Berater können Betroffenen kaum helfen

Versicherer, die Reisepreise absichern, sind neben Zurich nur Swiss Re Corporate Solutions, Deutscher Reisepreis-Sicherungsverein und Hanse Merkur. Branchenkenner befürchten, dass Versicherer dieses Geschäft künftig als nicht mehr lohnend ansehen könnten, wenn sie im Insolvenzfall mehr zahlen müssten. Auch die Reputation der Versicherer steht mit auf dem Spiel. Urlauber haben eigentlich Anspruch auf sofortige Erstattung ihrer bezahlten Reiseleistungen.

Andere Reiseversicherungen greifen im Insolvenzfall des Veranstalters nicht.

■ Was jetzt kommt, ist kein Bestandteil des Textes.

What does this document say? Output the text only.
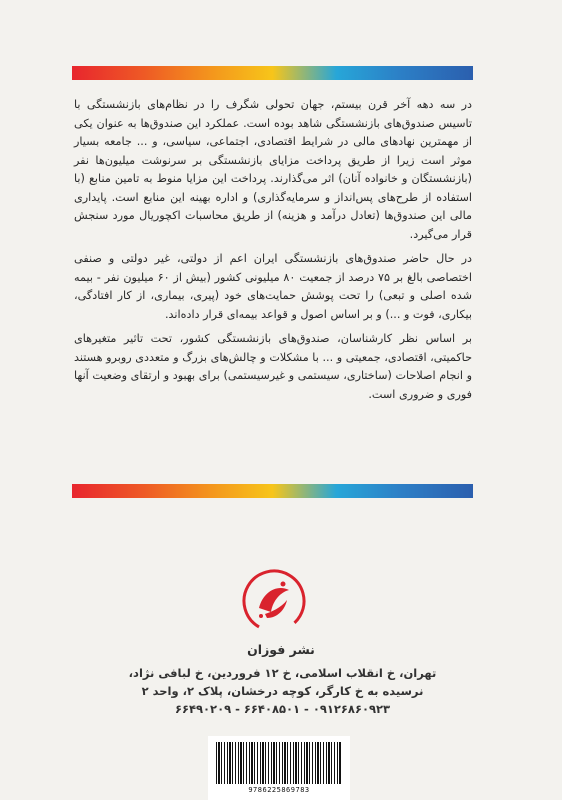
در سه دهه آخر قرن بیستم، جهان تحولی شگرف را در نظام‌های بازنشستگی با تاسیس صندوق‌های بازنشستگی شاهد بوده است. عملکرد این صندوق‌ها به عنوان یکی از مهمترین نهادهای مالی در شرایط اقتصادی، اجتماعی، سیاسی، و ... جامعه بسیار موثر است زیرا از طریق پرداخت مزایای بازنشستگی بر سرنوشت میلیون‌ها نفر (بازنشستگان و خانواده آنان) اثر می‌گذارند. پرداخت این مزایا منوط به تامین منابع (با استفاده از طرح‌های پس‌انداز و سرمایه‌گذاری) و اداره بهینه این منابع است. پایداری مالی این صندوق‌ها (تعادل درآمد و هزینه) از طریق محاسبات اکچوریال مورد سنجش قرار می‌گیرد.

در حال حاضر صندوق‌های بازنشستگی ایران اعم از دولتی، غیر دولتی و صنفی اختصاصی بالغ بر ۷۵ درصد از جمعیت ۸۰ میلیونی کشور (بیش از ۶۰ میلیون نفر - بیمه شده اصلی و تبعی) را تحت پوشش حمایت‌های خود (پیری، بیماری، از کار افتادگی، بیکاری، فوت و ...) و بر اساس اصول و قواعد بیمه‌ای قرار داده‌اند.

بر اساس نظر کارشناسان، صندوق‌های بازنشستگی کشور، تحت تاثیر متغیرهای حاکمیتی، اقتصادی، جمعیتی و ... با مشکلات و چالش‌های بزرگ و متعددی روبرو هستند و انجام اصلاحات (ساختاری، سیستمی و غیرسیستمی) برای بهبود و ارتقای وضعیت آنها فوری و ضروری است.

نشر فوزان
تهران، خ انقلاب اسلامی، خ ۱۲ فروردین، خ لبافی نژاد،
نرسیده به خ کارگر، کوچه درخشان، پلاک ۲، واحد ۲
۰۹۱۲۶۸۶۰۹۲۳ - ۶۶۴۰۸۵۰۱ - ۶۶۴۹۰۲۰۹
9786225869783
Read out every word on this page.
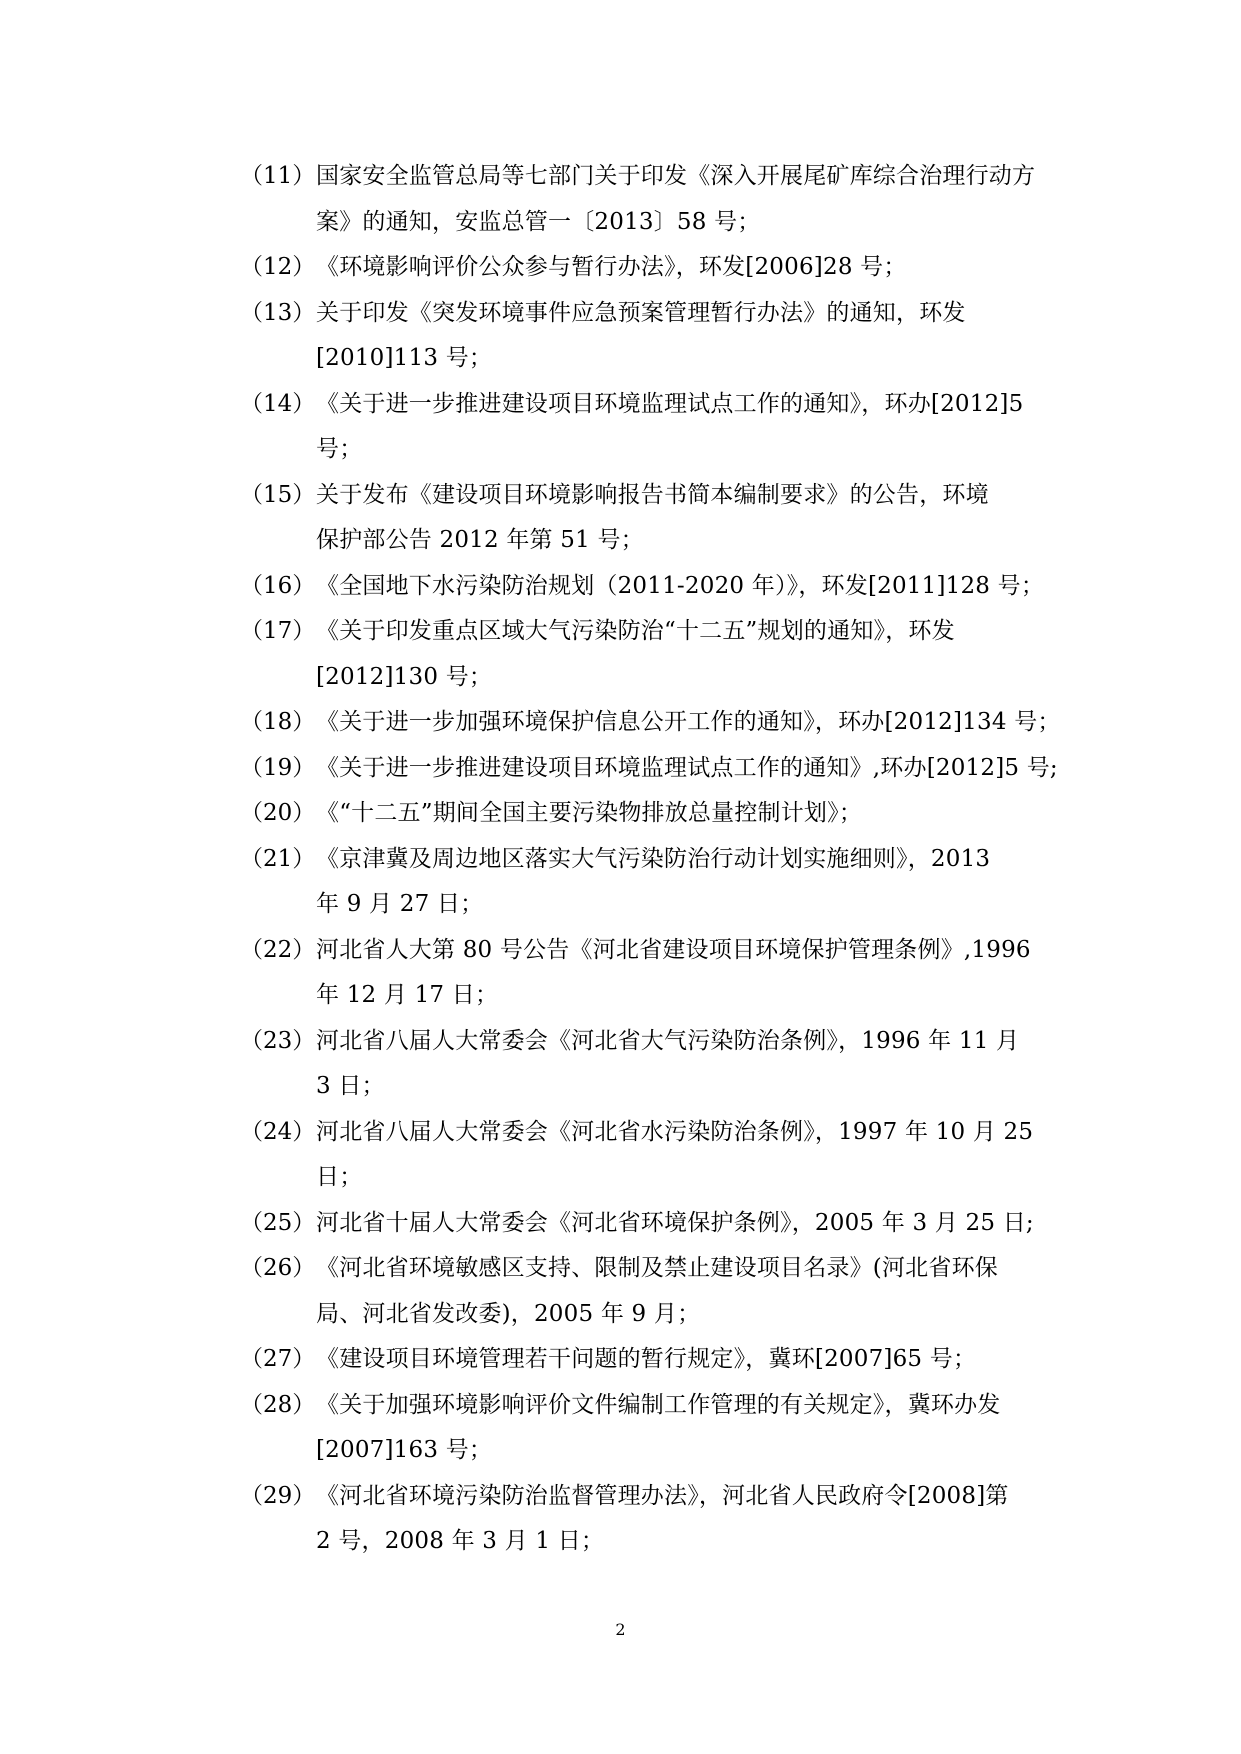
（11） 国家安全监管总局等七部门关于印发《深入开展尾矿库综合治理行动方
案》的通知，安监总管一〔2013〕58 号；
（12） 《环境影响评价公众参与暂行办法》，环发[2006]28 号；
（13） 关于印发《突发环境事件应急预案管理暂行办法》的通知，环发
[2010]113 号；
（14） 《关于进一步推进建设项目环境监理试点工作的通知》，环办[2012]5
号；
（15） 关于发布《建设项目环境影响报告书简本编制要求》的公告，环境
保护部公告 2012 年第 51 号；
（16） 《全国地下水污染防治规划（2011-2020 年）》，环发[2011]128 号；
（17） 《关于印发重点区域大气污染防治“十二五”规划的通知》，环发
[2012]130 号；
（18） 《关于进一步加强环境保护信息公开工作的通知》，环办[2012]134 号；
（19） 《关于进一步推进建设项目环境监理试点工作的通知》,环办[2012]5 号;
（20） 《“十二五”期间全国主要污染物排放总量控制计划》；
（21） 《京津冀及周边地区落实大气污染防治行动计划实施细则》，2013
年 9 月 27 日；
（22） 河北省人大第 80 号公告《河北省建设项目环境保护管理条例》,1996
年 12 月 17 日；
（23） 河北省八届人大常委会《河北省大气污染防治条例》，1996 年 11 月
3 日；
（24） 河北省八届人大常委会《河北省水污染防治条例》，1997 年 10 月 25
日；
（25） 河北省十届人大常委会《河北省环境保护条例》，2005 年 3 月 25 日;
（26） 《河北省环境敏感区支持、限制及禁止建设项目名录》(河北省环保
局、河北省发改委)，2005 年 9 月；
（27） 《建设项目环境管理若干问题的暂行规定》，冀环[2007]65 号；
（28） 《关于加强环境影响评价文件编制工作管理的有关规定》，冀环办发
[2007]163 号；
（29） 《河北省环境污染防治监督管理办法》，河北省人民政府令[2008]第
2 号，2008 年 3 月 1 日；
2
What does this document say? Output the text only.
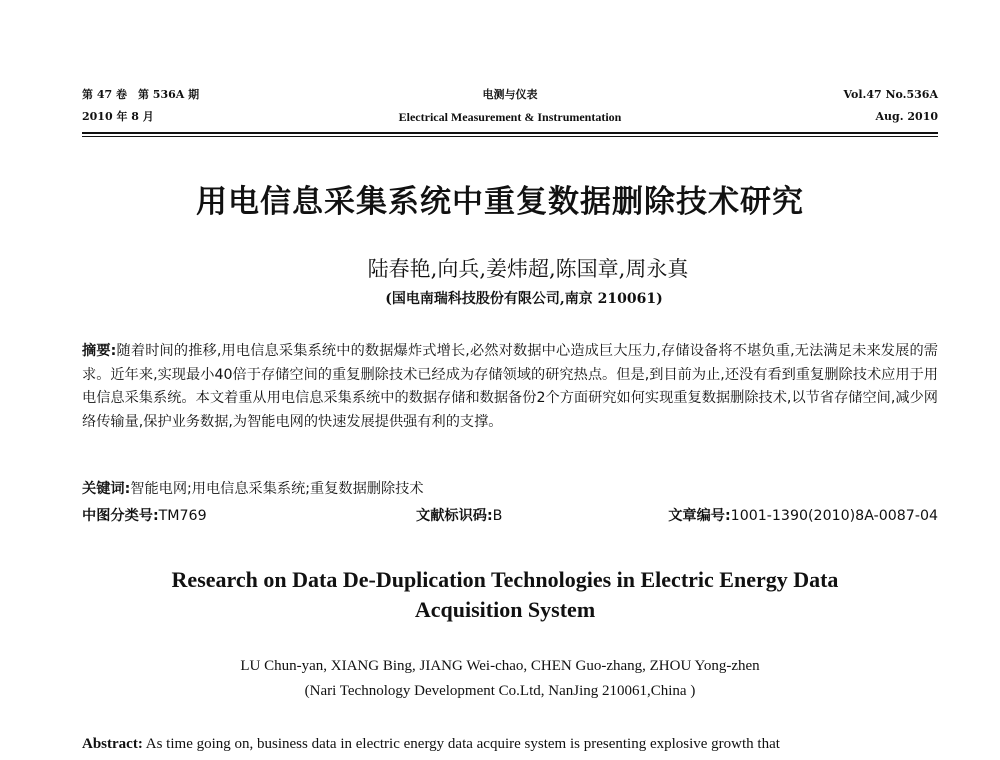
第 47 卷　第 536A 期	电测与仪表	Vol.47 No.536A
2010 年 8 月	Electrical Measurement & Instrumentation	Aug. 2010
用电信息采集系统中重复数据删除技术研究
陆春艳,向兵,姜炜超,陈国章,周永真
(国电南瑞科技股份有限公司,南京 210061)
摘要:随着时间的推移,用电信息采集系统中的数据爆炸式增长,必然对数据中心造成巨大压力,存储设备将不堪负重,无法满足未来发展的需求。近年来,实现最小40倍于存储空间的重复删除技术已经成为存储领域的研究热点。但是,到目前为止,还没有看到重复删除技术应用于用电信息采集系统。本文着重从用电信息采集系统中的数据存储和数据备份2个方面研究如何实现重复数据删除技术,以节省存储空间,减少网络传输量,保护业务数据,为智能电网的快速发展提供强有利的支撑。
关键词:智能电网;用电信息采集系统;重复数据删除技术
中图分类号:TM769	文献标识码:B	文章编号:1001-1390(2010)8A-0087-04
Research on Data De-Duplication Technologies in Electric Energy Data Acquisition System
LU Chun-yan, XIANG Bing, JIANG Wei-chao, CHEN Guo-zhang, ZHOU Yong-zhen
(Nari Technology Development Co.Ltd, NanJing 210061,China )
Abstract: As time going on, business data in electric energy data acquire system is presenting explosive growth that
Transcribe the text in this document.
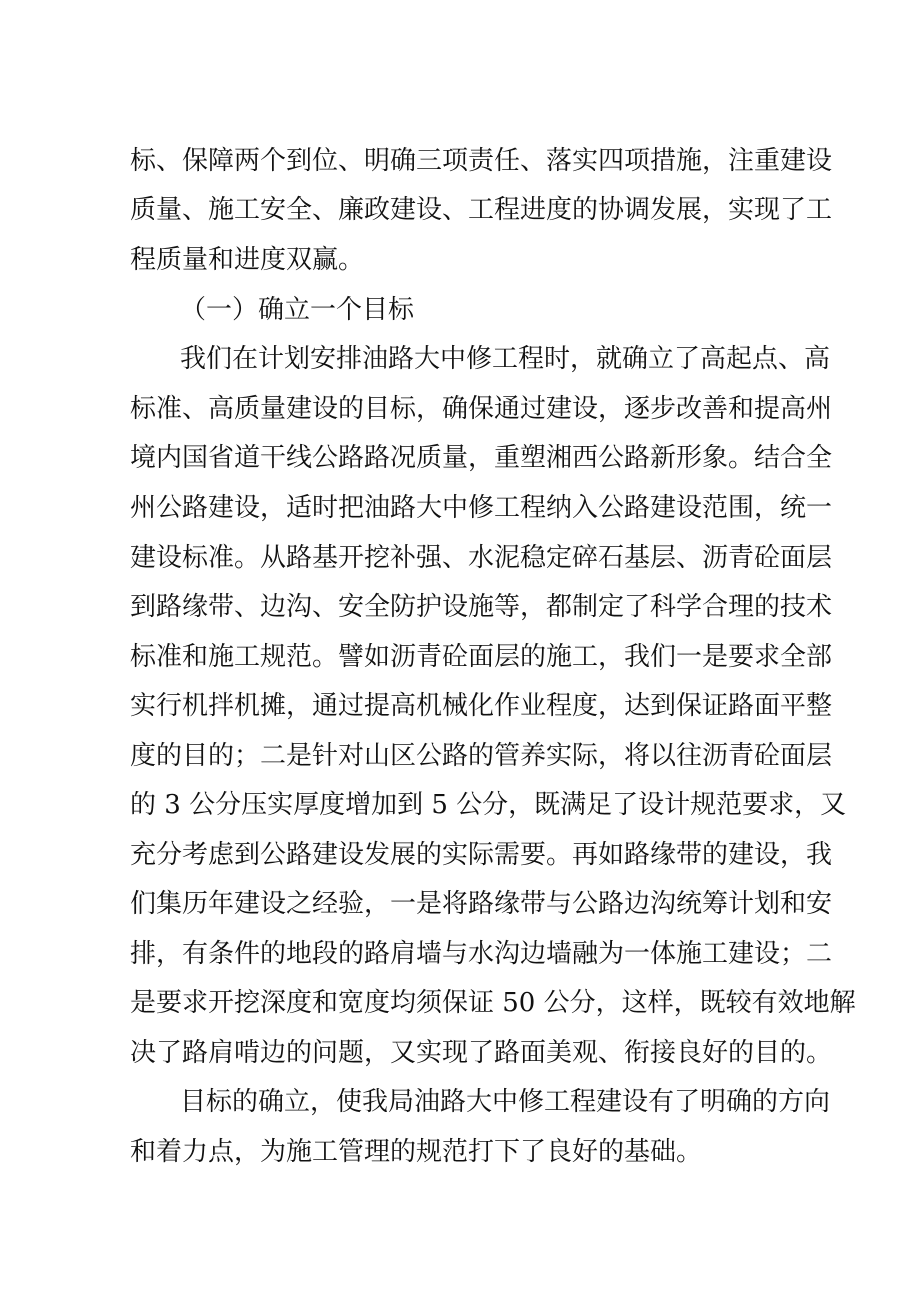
标、保障两个到位、明确三项责任、落实四项措施，注重建设
质量、施工安全、廉政建设、工程进度的协调发展，实现了工
程质量和进度双赢。
（一）确立一个目标
我们在计划安排油路大中修工程时，就确立了高起点、高
标准、高质量建设的目标，确保通过建设，逐步改善和提高州
境内国省道干线公路路况质量，重塑湘西公路新形象。结合全
州公路建设，适时把油路大中修工程纳入公路建设范围，统一
建设标准。从路基开挖补强、水泥稳定碎石基层、沥青砼面层
到路缘带、边沟、安全防护设施等，都制定了科学合理的技术
标准和施工规范。譬如沥青砼面层的施工，我们一是要求全部
实行机拌机摊，通过提高机械化作业程度，达到保证路面平整
度的目的；二是针对山区公路的管养实际，将以往沥青砼面层
的 3 公分压实厚度增加到 5 公分，既满足了设计规范要求，又
充分考虑到公路建设发展的实际需要。再如路缘带的建设，我
们集历年建设之经验，一是将路缘带与公路边沟统筹计划和安
排，有条件的地段的路肩墙与水沟边墙融为一体施工建设；二
是要求开挖深度和宽度均须保证 50 公分，这样，既较有效地解
决了路肩啃边的问题，又实现了路面美观、衔接良好的目的。
目标的确立，使我局油路大中修工程建设有了明确的方向
和着力点，为施工管理的规范打下了良好的基础。
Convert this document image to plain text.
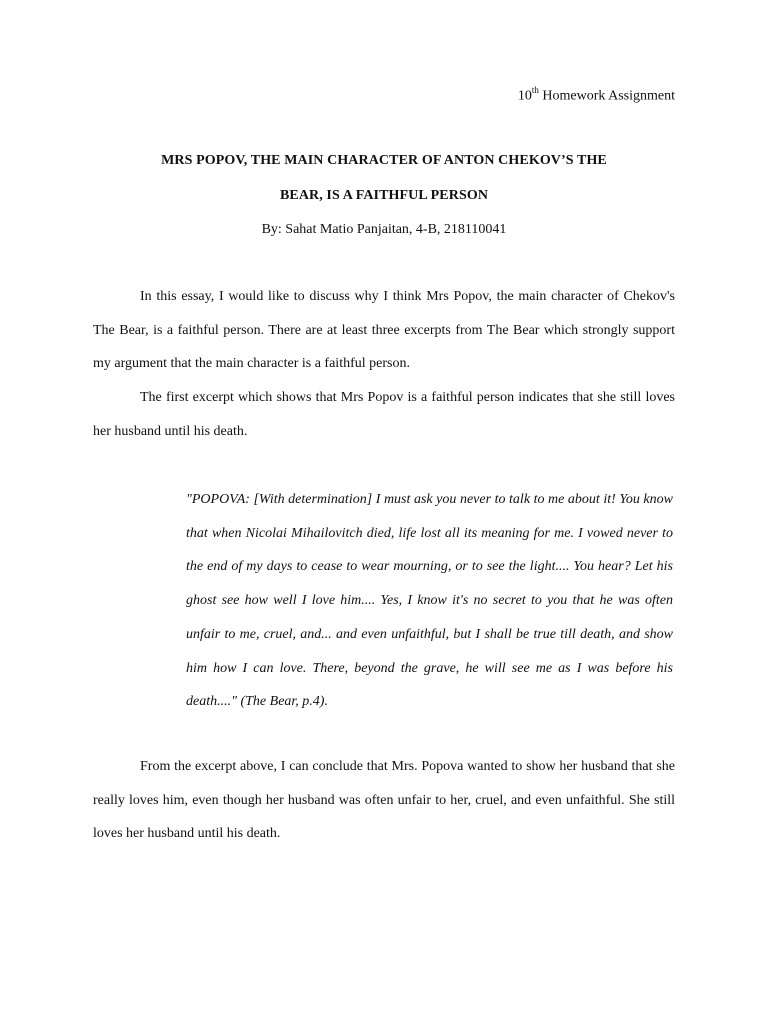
10th Homework Assignment
MRS POPOV, THE MAIN CHARACTER OF ANTON CHEKOV’S THE
BEAR, IS A FAITHFUL PERSON
By: Sahat Matio Panjaitan, 4-B, 218110041

In this essay, I would like to discuss why I think Mrs Popov, the main character of Chekov's The Bear, is a faithful person. There are at least three excerpts from The Bear which strongly support my argument that the main character is a faithful person.

The first excerpt which shows that Mrs Popov is a faithful person indicates that she still loves her husband until his death.

"POPOVA: [With determination] I must ask you never to talk to me about it! You know that when Nicolai Mihailovitch died, life lost all its meaning for me. I vowed never to the end of my days to cease to wear mourning, or to see the light.... You hear? Let his ghost see how well I love him.... Yes, I know it's no secret to you that he was often unfair to me, cruel, and... and even unfaithful, but I shall be true till death, and show him how I can love. There, beyond the grave, he will see me as I was before his death...." (The Bear, p.4).

From the excerpt above, I can conclude that Mrs. Popova wanted to show her husband that she really loves him, even though her husband was often unfair to her, cruel, and even unfaithful. She still loves her husband until his death.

Berater können ihre Kunden jetzt im Prinzip nur moralisch unterstützen und allenfalls beim Ausfüllen des Schaden-Webformulars helfen. Für Reisen, die noch in der Ferne liegen, könnten allenfalls Reiserücktritts-Versicherungen in Betracht kommen. Die springen jedoch nur in genau abgegrenzten gesundheitlichen oder beruflichen Notlagen ein (procontra berichtete). Beispiele: Man selbst oder die mitreisenden Kinder werden plötzlich krank, ein enger Familienangehöriger stirbt oder man verliert seinen Job. Dann werden Reisepreis und Stornokosten ersetzt.